Facile construction of novel functional dendritic copolymers by combination of self-condensing vinyl polymerization, sequence-controlled copolymerization and RAFT process was presented. RAFT copolymerization of a disulfide-linked polymerizable RAFT agent and equimolar feed ratio of styrenic and maleimidic macromonomers afforded multicleavable A_mB_n dendritic comblike copolymers with alternating PEG (A) and PCL (B) grafts, and a subsequent chain extension polymerization of styrene, tert-butyl acrylate, methyl methacrylate, and N-isopropylacrylamide gave A_mB _nC_o dendritic toothbrushlike copolymers. (PEG) _m(PCL)_n copolymers obtained were of adjustable molecular weight, relatively low polydispersity (PDI = 1.10-1.32), variable CTA functionality (f_(CTA) = 4.3-7.5), and similar segment numbers of PEG and PCL grafts, evident from ~1H NMR and GPC-MALLS analyses.

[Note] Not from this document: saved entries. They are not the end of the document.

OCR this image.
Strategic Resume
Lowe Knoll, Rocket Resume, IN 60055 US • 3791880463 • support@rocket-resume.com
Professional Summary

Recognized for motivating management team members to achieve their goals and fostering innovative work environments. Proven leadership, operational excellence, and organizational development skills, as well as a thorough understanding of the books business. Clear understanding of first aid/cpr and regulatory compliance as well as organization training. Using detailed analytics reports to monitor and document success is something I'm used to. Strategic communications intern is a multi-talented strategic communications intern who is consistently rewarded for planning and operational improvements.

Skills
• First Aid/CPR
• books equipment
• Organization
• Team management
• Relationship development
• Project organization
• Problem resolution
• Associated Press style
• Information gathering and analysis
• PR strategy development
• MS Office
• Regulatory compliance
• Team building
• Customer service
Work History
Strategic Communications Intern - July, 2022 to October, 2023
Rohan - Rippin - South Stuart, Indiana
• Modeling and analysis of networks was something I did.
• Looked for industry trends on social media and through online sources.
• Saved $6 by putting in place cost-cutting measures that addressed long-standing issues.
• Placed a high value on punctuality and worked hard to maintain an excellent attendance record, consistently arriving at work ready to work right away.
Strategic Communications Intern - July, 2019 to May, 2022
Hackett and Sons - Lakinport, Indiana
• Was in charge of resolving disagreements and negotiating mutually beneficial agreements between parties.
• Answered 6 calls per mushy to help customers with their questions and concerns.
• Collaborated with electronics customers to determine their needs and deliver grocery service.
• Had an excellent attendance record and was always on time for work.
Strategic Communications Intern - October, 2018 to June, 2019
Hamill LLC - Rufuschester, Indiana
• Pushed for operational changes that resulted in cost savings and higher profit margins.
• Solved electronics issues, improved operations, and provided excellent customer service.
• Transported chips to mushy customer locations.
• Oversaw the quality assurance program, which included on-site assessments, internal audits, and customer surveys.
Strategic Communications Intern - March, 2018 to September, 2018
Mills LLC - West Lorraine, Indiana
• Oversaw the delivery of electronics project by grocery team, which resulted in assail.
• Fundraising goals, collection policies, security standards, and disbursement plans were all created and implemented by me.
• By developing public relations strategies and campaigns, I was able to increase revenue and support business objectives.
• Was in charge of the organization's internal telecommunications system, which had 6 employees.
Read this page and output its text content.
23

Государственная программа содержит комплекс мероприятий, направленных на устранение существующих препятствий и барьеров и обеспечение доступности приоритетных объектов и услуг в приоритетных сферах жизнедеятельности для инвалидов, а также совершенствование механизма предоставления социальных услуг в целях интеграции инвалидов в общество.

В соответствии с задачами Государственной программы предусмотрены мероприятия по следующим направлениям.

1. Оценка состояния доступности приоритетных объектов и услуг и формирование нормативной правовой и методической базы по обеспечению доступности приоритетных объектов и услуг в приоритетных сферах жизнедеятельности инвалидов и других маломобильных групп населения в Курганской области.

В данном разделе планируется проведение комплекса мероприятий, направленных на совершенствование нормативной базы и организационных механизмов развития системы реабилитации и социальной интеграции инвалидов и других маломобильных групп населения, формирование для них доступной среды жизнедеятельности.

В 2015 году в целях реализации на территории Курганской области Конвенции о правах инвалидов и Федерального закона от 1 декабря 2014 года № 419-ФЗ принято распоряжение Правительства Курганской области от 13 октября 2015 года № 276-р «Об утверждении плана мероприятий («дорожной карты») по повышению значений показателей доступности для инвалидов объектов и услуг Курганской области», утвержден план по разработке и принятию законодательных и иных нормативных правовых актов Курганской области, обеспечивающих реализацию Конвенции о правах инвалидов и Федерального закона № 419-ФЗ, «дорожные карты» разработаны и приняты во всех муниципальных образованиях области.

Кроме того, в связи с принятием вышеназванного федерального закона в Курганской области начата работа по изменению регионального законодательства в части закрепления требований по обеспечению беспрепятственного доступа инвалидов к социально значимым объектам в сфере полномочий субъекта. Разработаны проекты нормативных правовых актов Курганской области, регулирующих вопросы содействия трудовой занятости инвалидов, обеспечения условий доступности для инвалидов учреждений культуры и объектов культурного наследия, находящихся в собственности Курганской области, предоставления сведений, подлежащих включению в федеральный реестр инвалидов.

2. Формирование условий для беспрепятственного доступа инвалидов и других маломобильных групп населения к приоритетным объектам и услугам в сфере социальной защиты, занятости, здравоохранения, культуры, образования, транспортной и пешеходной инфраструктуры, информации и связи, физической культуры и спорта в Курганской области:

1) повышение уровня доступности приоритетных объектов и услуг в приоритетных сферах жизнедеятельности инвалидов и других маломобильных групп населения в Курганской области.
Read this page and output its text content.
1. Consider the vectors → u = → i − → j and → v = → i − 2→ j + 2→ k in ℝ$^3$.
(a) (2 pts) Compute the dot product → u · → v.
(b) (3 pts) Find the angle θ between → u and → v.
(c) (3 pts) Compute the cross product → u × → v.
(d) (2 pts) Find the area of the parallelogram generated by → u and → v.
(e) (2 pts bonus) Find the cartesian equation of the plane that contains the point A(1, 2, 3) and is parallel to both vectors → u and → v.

Their branched architecture was confirmed by (a) reduction-triggered degradation, (b) decreased intrinsic viscosities and Mark-Houwink-Sakurada exponent than their "linear" analogue, and (c) lowered glass transition and melting temperatures and broadened melting range as compared with normal A _mB_n comblike copolymer. In vitro drug release results revealed that the drug release kinetics of the disulfide-linked A _mB_n copolymer aggregates was significantly affected by macromolecular architecture, end group and reductive stimulus. These stimuli-responsive and biodegradable dendritic copolymer aggregates had a great potential as controlled delivery vehicles.